Additonally we wouldn't know what to expand c.mv, as we expand it to mv in integer mode and cmove in cap mode. Does that mean c.mv would be illegal?

bsdjhb commented 1 year ago

I'm a fan of making capmode illegal when cheri_enable=0 because I think it provides the best foot-shooting protection. I think when we had discussed this in the earlier PR the question turned on which was simpler to implement and at that time it was felt that permitting capmode was simpler to implement. I think the idea though was that you wouldn't change the meaning of capmode-specific instructions when CHERI was disabled.
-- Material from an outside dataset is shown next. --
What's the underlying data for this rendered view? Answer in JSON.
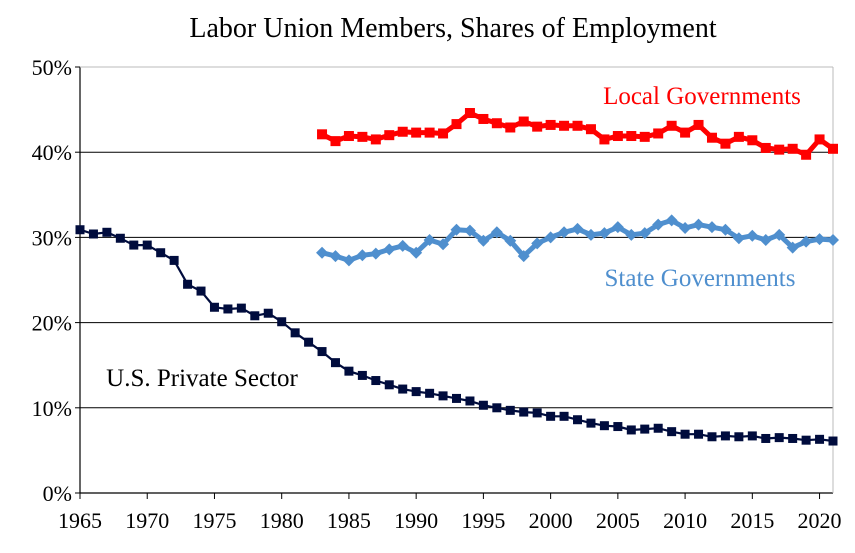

Disabling CHERI would be more about disabling new instructions such as csetbounds and capmode instructions would be decoded the same regardless. For the c.clc case, does this not follow the same path used for clc which would have to handle the two states (cheri_enable 0 vs 1), or do you have a dedicated path for the 16-bit instruction separate from the 32-bit?

andresag01 commented 1 year ago

As discussed before, it would be good to add an option in a CSR to enable/disable CHERI instructions for M-mode. If disabled, CHERI is effectively disable in the entire machine.